Crc32 is recalculating after every chunk.
Made 3rd party service emulation - reading file by chunk.
This version works, but after extracting i get empty file. But it is not empty - i see data in hex editor. I think there is something with crc32.
But if i compressing the whole file at once, it works just fine.
Here is my question.
Is it possible to compress big amount of data by chunks with deflatestream?
I need to extract this data later with regular zip tools.
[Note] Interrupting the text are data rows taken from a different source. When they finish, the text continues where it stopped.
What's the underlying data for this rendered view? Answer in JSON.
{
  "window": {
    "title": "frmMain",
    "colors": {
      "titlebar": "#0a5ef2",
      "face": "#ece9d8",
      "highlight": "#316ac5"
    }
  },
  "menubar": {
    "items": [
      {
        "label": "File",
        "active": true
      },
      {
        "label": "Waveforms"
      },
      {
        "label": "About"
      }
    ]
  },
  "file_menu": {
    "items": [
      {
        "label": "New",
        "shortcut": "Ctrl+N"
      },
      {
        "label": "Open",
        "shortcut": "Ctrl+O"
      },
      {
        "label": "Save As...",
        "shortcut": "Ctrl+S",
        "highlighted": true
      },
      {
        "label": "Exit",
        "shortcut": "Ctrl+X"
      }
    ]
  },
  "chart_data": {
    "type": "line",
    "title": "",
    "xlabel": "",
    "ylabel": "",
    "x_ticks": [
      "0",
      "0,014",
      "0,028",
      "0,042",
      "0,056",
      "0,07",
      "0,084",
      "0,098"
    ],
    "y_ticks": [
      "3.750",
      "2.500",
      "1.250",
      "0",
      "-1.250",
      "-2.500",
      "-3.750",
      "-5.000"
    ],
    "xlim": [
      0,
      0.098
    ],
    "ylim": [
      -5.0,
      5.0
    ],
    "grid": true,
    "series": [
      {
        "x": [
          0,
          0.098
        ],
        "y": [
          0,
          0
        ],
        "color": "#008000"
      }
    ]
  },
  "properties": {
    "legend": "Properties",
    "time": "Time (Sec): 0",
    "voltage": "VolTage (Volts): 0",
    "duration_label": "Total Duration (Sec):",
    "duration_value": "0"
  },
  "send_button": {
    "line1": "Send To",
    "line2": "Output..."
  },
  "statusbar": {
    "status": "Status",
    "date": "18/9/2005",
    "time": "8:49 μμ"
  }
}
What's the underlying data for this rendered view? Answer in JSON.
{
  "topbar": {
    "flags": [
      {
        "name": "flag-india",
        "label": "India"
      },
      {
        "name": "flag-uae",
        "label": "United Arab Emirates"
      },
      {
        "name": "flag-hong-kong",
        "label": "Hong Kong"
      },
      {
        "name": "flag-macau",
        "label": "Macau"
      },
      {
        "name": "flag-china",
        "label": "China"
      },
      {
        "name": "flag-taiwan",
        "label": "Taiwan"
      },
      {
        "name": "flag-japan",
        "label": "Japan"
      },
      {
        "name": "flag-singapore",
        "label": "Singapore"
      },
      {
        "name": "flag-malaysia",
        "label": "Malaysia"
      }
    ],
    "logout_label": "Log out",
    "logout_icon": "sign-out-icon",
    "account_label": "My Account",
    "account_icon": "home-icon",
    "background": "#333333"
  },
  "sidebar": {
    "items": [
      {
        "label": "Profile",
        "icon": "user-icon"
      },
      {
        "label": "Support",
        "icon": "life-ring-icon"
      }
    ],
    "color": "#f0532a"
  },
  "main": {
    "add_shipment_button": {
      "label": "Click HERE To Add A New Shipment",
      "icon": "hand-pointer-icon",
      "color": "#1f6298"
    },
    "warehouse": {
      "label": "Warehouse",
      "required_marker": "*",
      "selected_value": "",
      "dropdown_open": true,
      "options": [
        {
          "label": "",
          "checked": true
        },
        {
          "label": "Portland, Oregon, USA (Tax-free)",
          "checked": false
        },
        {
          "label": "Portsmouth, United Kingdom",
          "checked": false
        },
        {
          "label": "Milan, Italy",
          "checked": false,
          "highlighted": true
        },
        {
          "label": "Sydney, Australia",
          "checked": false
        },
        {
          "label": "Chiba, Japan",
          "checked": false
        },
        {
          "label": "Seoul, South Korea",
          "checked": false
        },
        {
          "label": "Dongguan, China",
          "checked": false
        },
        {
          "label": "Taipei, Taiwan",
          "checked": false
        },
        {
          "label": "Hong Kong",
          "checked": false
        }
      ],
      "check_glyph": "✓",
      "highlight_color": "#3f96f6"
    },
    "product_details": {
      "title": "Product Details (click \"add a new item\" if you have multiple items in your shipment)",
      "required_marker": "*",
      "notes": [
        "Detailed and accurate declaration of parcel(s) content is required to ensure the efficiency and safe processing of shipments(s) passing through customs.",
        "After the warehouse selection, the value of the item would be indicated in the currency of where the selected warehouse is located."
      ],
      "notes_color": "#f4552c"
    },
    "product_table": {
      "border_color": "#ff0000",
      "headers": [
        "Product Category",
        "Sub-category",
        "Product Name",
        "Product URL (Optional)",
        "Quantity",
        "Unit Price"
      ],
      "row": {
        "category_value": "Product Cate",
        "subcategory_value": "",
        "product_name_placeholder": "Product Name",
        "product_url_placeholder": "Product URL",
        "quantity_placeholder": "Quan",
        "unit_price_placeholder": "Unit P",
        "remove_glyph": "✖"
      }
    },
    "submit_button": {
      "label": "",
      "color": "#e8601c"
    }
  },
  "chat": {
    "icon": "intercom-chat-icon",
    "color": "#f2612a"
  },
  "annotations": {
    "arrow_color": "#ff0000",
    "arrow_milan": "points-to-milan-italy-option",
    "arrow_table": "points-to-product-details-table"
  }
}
public async Task<byte[]> Compress(string fileName, IAsyncEnumerable<byte[]> data)
{
var crc32Helper = new System.IO.Hashing.Crc32();
var lfh = ZipTools.GetLocalFileHeaderEntry(fileName);
testResult.AddRange(lfh);
var bytearray = new List<byte>();
await foreach (var chunk in data)
{
_originalSize += (ulong) chunk.Length;
var compressedData = Compress(chunk);
_compressedSize += (ulong) compressedData.Length;
crc32Helper.Append(chunk);
testResult.AddRange(compressedData);
}
_originalSize += (ulong) bytearray.Count;
_crc32 = crc32Helper.GetCurrentHashAsUInt32();
var cd = ZipTools.GetCentralDirectoryEntry(
fileName,
_crc32,
(ulong) lfh.Length + _compressedSize,
_compressedSize,
_originalSize);
testResult.AddRange(cd);
return testResult.ToArray();
}
public byte[] Compress(byte[] data)
{
using var input = new MemoryStream(data);
using var resultStream = new MemoryStream();
using (DeflateStream compressionStream = new DeflateStream(resultStream, CompressionMode.Compress))
{
input.CopyTo(compressionStream);
}
return resultStream.ToArray();
}
You can try to adapt the C code in zipflow to use in your C# application. zipflow takes in chunks of data and streams out a zip file, without ever having to keep either the entire input of any entry or the output zip file in memory or the file system.
I don't know what "ZipTools" is, nor can I find it. However writing multiple deflate streams to a single entry will not work. It needs to be a single deflate stream. Also there is no evidence of writing an end-of-central-directory record, which must follow the central directory.